Улицы были полны шумным движением. То поднимаясь по ним круто вверх, то спускаясь вниз, он выбрался на Мезе — большую магистраль, пересекающую город из конца в конец. Справа внизу вздымалась колонна, увенчанная конной статуей Юстиниана, а за ней вдали просматривались императорский дворец за высокой оградой, здания суда и сената, ипподром, купола Святой Софии, сады и величественные строения Акрополя — памятники, возведенные трудом бесчисленных быстротечных поколений.

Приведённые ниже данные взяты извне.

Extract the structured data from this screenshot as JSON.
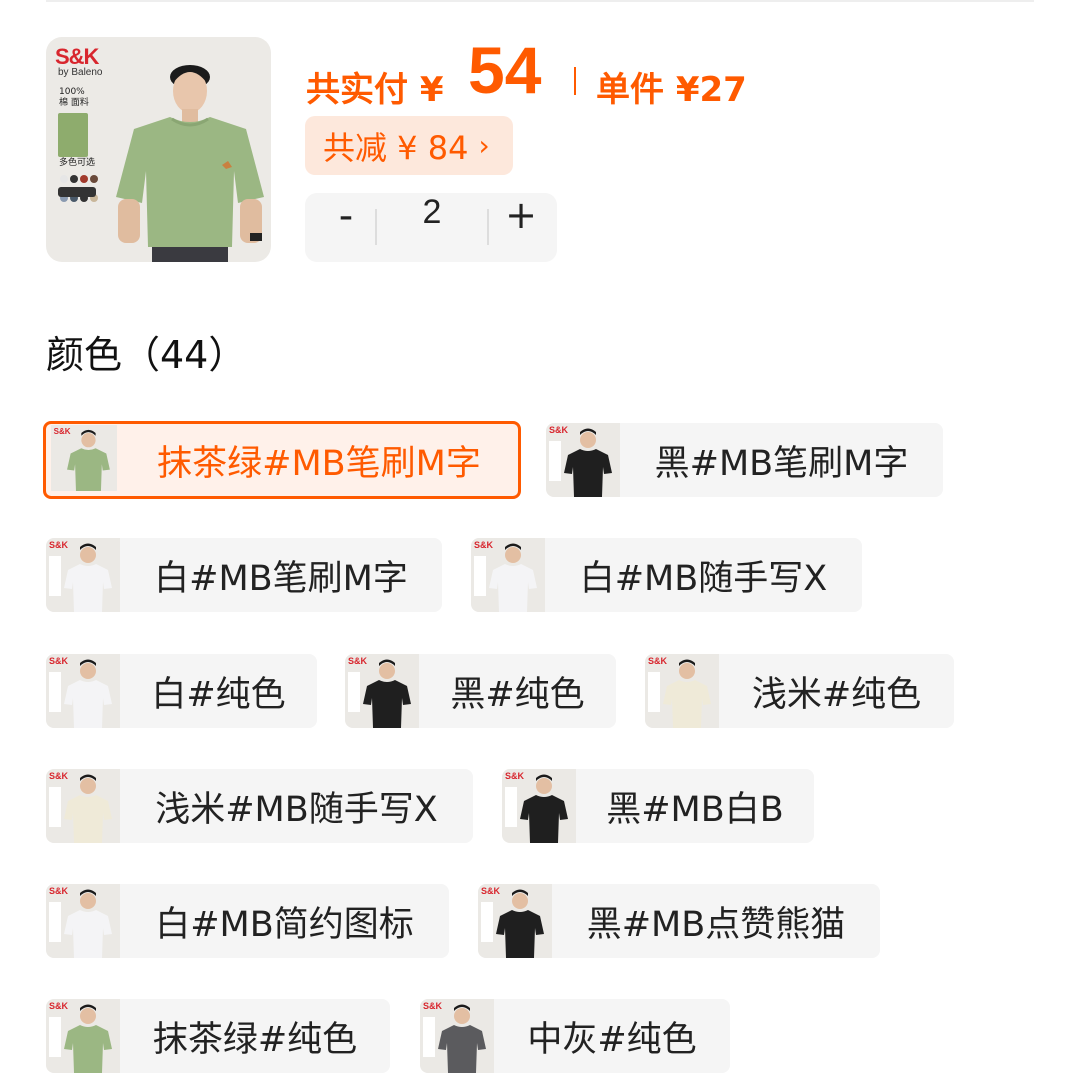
{
  "header": {
    "pay_label": "共实付 ¥",
    "pay_amount": "54",
    "unit_label": "单件 ¥27"
  },
  "product": {
    "brand": "S&K",
    "brand_sub": "by Baleno",
    "image_tag_material": "100%棉 面料",
    "image_tag_colors": "多色可选",
    "shirt_color": "#9bb783"
  },
  "discount": {
    "label": "共减 ¥ 84",
    "chevron_icon": "chevron-right-icon"
  },
  "quantity": {
    "minus": "-",
    "value": "2",
    "plus": "+"
  },
  "colors": {
    "title": "颜色（44）",
    "options": [
      {
        "label": "抹茶绿#MB笔刷M字",
        "shirt": "#9bb783",
        "selected": true
      },
      {
        "label": "黑#MB笔刷M字",
        "shirt": "#1f1f1f",
        "selected": false
      },
      {
        "label": "白#MB笔刷M字",
        "shirt": "#f4f4f6",
        "selected": false
      },
      {
        "label": "白#MB随手写X",
        "shirt": "#f4f4f6",
        "selected": false
      },
      {
        "label": "白#纯色",
        "shirt": "#f4f4f6",
        "selected": false
      },
      {
        "label": "黑#纯色",
        "shirt": "#1f1f1f",
        "selected": false
      },
      {
        "label": "浅米#纯色",
        "shirt": "#efead8",
        "selected": false
      },
      {
        "label": "浅米#MB随手写X",
        "shirt": "#efead8",
        "selected": false
      },
      {
        "label": "黑#MB白B",
        "shirt": "#1f1f1f",
        "selected": false
      },
      {
        "label": "白#MB简约图标",
        "shirt": "#f4f4f6",
        "selected": false
      },
      {
        "label": "黑#MB点赞熊猫",
        "shirt": "#1f1f1f",
        "selected": false
      },
      {
        "label": "抹茶绿#纯色",
        "shirt": "#9bb783",
        "selected": false
      },
      {
        "label": "中灰#纯色",
        "shirt": "#5b5b5e",
        "selected": false
      }
    ]
  },
  "accent_color": "#ff5a00"
}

Он свернул с Мезе налево. Блеск города не угас и в боковом проезде, просачивался из-под сводчатых аркад. Люди простого звания — мастеровые, носильщики, извозчики, крестьяне из пригородов, священнослужители низших степеней — были здесь почти не заметны. Даже лоточники и бродячие зазывалы, нахваливающие всяческие забавы, щеголяли в ярких одеждах; даже рабы носили красочные именные ливреи своих хозяев. Пронесли вельможу в паланкине; в винарнях гикали и бесились юные прожигатели жизни; сверкая кольчугами, протопал отряд стражников; вслед за скороходом, покрикивающим на встречных, а то и расталкивающим их, проследовал офицер на лошади в сопровождении тяжело вооруженных пеших воинов; под порывами морского ветра трепетали стяги, развевались плащи и шарфы. Новый Рим казался нескончаемо молодым. Религия здесь не вступала в спор с коммерцией и дипломатией, и в городе было полно иноземцев — вежливых мусульман-сирийцев, грубоватых католиков-норманнов, посланцев еще более дальних и диковинных земель. Кадоку было в радость затеряться в этом человеческом половодье.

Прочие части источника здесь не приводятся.